529 college savings plans, also known as 529 plans, are tax-advantaged methods of saving for college. Earnings accumulate on a tax-deferred basis. The earnings portion of a non-qualified distribution is taxed at the beneficiary’s rate, plus a 10% tax penalty. Qualified distributions are entirely tax-free. Contributions to the state’s 529 plan may be eligible for a state income tax deduction or tax credit, depending on the state.
Contributions to a 529 college savings plan are made with after-tax dollars. There is no requirement that the donation come out of earned income. Contributions must be made in cash or a cash equivalent.
There is no annual contribution limit. However, annual contributions in excess of the annual gift tax exclusion ($14,000 in 2013, 2014 and 2015) may consume part of the contributor’s lifetime gift tax exclusion, unless the contributor elects to use five-year gift tax averaging. Five-year gift-tax averaging treats the contribution as through it is spread uniformly across the next five years for gift-tax exclusion purposes.
Cumulative contribution limits vary by state and are typically based on the projected future cost of 5-7 years of college at the highest-cost public or private college in the state, typically around $350,000.
Contributions are not subject to any age limits.
Families may set up a 529 plan directly with the state (direct-sold) or through an investment adviser (adviser-sold). Direct-sold 529 plans usually have lower fees.
Each 529 plan offers a small number of mutual funds as investment options, such as an S&P 500 index fund and a bond fund. Account owners may change the investments once a year, but may not otherwise direct or control the investments or the investment strategy.
Most 529 plans offer an age-based asset allocation. This is like a target date fund for retirement plans. It starts off with an aggressive mix of investments when the child is young and gradually shifts it to a more conservative mix of investments as college approaches. About two-thirds of families use an age-based asset allocation.
Distributions from a 529 plan are tax-free if they are used to pay for qualified higher education expenses, which include tuition and fees, books, supplies, equipment, and expenses for special-needs services required for enrollment or attendance. If the student is enrolled on at least a half-time basis, room and board (up to the allowances set by the school or actual charges for institutionally owned or operated housing) is also considered to be a qualified higher education expense.
Distributions to pay down the balance on a student loan are not currently a qualified higher education expense. Such distributions are considered a non-qualified distribution.
There is no age limit on distributions from a 529 college savings plan. The account owner may also change the beneficiary to a relative of the beneficiary.
529 college savings plans also provide favorable financial aid treatment.
If a 529 plan is owned by a dependent student or the dependent student’s parent, it is reported on the Free Application for Federal Student Aid (FAFSA) as though it were a parent asset.

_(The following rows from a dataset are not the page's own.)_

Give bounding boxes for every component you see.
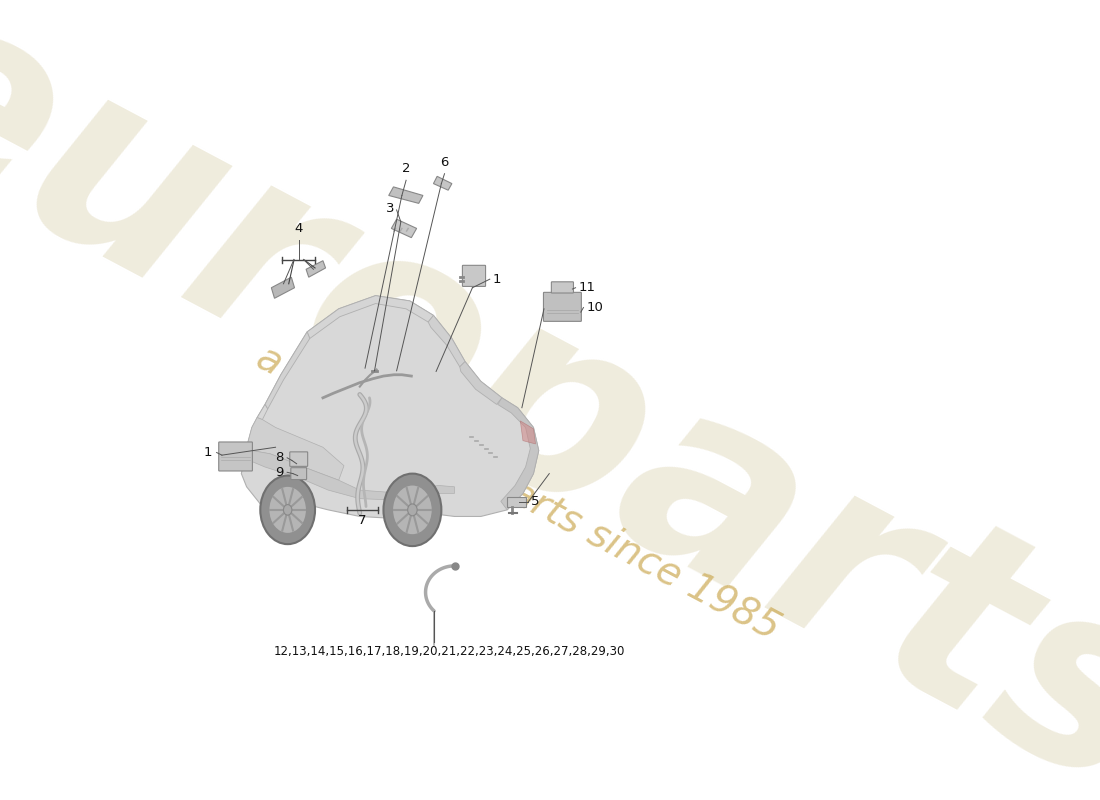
Polygon shape — [265, 332, 310, 409]
Polygon shape — [520, 421, 536, 444]
FancyBboxPatch shape — [551, 282, 573, 293]
Polygon shape — [507, 498, 526, 506]
Polygon shape — [257, 405, 267, 419]
Polygon shape — [250, 450, 454, 500]
Polygon shape — [241, 296, 539, 518]
Text: 1: 1 — [493, 273, 500, 286]
Polygon shape — [460, 362, 502, 405]
FancyBboxPatch shape — [289, 452, 308, 466]
FancyBboxPatch shape — [462, 266, 485, 286]
Text: 9: 9 — [275, 466, 284, 478]
Text: 1: 1 — [204, 446, 212, 459]
Circle shape — [384, 474, 441, 546]
Circle shape — [268, 486, 307, 534]
FancyBboxPatch shape — [543, 292, 582, 322]
Text: a passion for parts since 1985: a passion for parts since 1985 — [250, 338, 785, 648]
Text: 2: 2 — [402, 162, 410, 175]
Text: 10: 10 — [586, 301, 603, 314]
Text: 3: 3 — [386, 202, 395, 215]
Polygon shape — [307, 296, 433, 338]
Polygon shape — [306, 261, 326, 277]
Polygon shape — [497, 398, 539, 510]
Circle shape — [261, 475, 315, 544]
Circle shape — [408, 504, 417, 516]
FancyBboxPatch shape — [290, 468, 307, 479]
Polygon shape — [388, 187, 422, 203]
FancyBboxPatch shape — [219, 442, 252, 471]
Text: 4: 4 — [295, 222, 302, 235]
Text: 12,13,14,15,16,17,18,19,20,21,22,23,24,25,26,27,28,29,30: 12,13,14,15,16,17,18,19,20,21,22,23,24,2… — [274, 645, 625, 658]
Text: 7: 7 — [359, 514, 366, 527]
Polygon shape — [433, 176, 452, 190]
Text: 6: 6 — [440, 156, 449, 169]
Circle shape — [393, 485, 432, 535]
Text: 8: 8 — [275, 451, 284, 464]
Polygon shape — [428, 315, 465, 367]
Polygon shape — [392, 219, 417, 238]
Text: 5: 5 — [531, 495, 539, 509]
Circle shape — [284, 505, 292, 515]
Polygon shape — [246, 418, 344, 480]
Text: 11: 11 — [579, 282, 595, 294]
Polygon shape — [272, 277, 295, 298]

Parent assets are not assessed as heavily as student assets. Distributions from such a 529 plan are not reported as income on the FAFSA.
If a 529 plan is owned by an independent student, it is reported as a student asset on the student’s FAFSA. This includes any 529 plans that are owned by the student which list the student’s children as beneficiaries. Distributions are not reported as income on the FAFSA.
If the 529 plan is owned by anybody else, including grandparents, aunts, uncles, the non-custodial parent (if the student’s parents are divorced) and unrelated individuals, it is not reported as an asset on the FAFSA. Distributions from such a 529 plan, however, are reported as untaxed income to the student on the FAFSA. Untaxed income has the same impact as adjusted gross income (AGI) on the student’s eligibility for need-based financial aid. As much as half of the untaxed income will reduce the student’s aid eligibility on the subsequent year’s FAFSA. Account owners can avoid the negative impact of such 529 plans by changing the account owner to be the parent or by waiting until after the student files the FAFSA for the student’s senior year in college to take a distribution, assuming the student is not planning to attend graduate or professional school immediately following completion of the undergraduate degree.